The appropriate section was filled with small black-and-white photographs and Fletcher was treated to a monotonous parade of murky slate gray humps marching over slate gray seas toward slate gray rocks, set before slate gray skies. Disappointed, he turned to the text where, to his sharp delight, he found something of interest—a rumor, even then it seems, but the elements were accounted for.
“In a place where Northern California’s most pristine and remote public lands meet with the reservations of the Yurok and Hupa Indians,” the authors had written, they had picked up word of a long point capped by grasslands, around which huge waves had been known to wrap, exploding finally upon a deep, natural bay. The place was known to the locals as the Devil’s Hoof, and they had gone in search of it.
They had approached from a campground to the north. Access was difficult. Fletcher could imagine them out there, a pair of hippies slogging through creek beds in baggy shorts and huarache sandals, coming at last to the coast only to find themselves nearly trapped upon a huge bolder field without exits.
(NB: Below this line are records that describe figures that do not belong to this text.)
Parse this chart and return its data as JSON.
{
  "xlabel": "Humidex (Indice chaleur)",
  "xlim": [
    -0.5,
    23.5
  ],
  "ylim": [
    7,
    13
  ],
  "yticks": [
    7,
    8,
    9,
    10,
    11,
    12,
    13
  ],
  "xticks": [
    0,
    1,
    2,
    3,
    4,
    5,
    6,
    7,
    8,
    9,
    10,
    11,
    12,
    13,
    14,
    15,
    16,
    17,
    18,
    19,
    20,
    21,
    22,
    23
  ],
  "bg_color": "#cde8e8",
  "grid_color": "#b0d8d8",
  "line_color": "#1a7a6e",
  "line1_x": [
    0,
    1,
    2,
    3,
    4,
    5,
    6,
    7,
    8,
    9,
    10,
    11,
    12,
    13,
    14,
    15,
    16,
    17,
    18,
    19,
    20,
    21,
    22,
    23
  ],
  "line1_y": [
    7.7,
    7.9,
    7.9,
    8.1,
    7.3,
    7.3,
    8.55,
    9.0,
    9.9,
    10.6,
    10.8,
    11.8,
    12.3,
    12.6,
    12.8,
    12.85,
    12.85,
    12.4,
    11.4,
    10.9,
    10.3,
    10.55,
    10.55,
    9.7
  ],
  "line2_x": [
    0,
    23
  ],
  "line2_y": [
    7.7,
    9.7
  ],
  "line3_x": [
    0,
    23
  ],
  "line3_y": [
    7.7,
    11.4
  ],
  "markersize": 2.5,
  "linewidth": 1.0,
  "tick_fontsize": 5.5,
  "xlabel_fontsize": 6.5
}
A medium tide and small surf had permitted a northbound crossing where they had huddled for the night on a sandy beach at the base of steep cliffs. They had awakened to spectacular scenery and a flat ocean but had looked with a surfer’s eye upon the configuration of land and sea, permitting their imaginations to run wild with what might have transpired there, had they hit it on another day. For they had indeed seen the grasslands capping an arm of land which formed the northern end of a great bay and around which a northern swell of sufficient size and power might push. “As yet unconfirmed,” they admitted. “Definitely unridden and likely to remain so. Too big. Too cold. And too lonely.”
“Still,” they had crooned, in a riff appropriate to the age, “this is
sacred wilderness. The path is treacherous and at times unmakeable. But if one perseveres, the magic of this land will be yours to appreciate. It is a place where native Americans lived in harmony with the land, long before the white men came. It is a land of the Great Spirit—the place where the wilderness meets the sea.”
They had concluded with a last item of interest. It had to do with the nearest town, a small, logging community where they had stopped long enough to buy a tire for their bus. The name of the town was Sweet Home. It was the town Peters had named as their destination, the place from which Drew Harmon had made his call.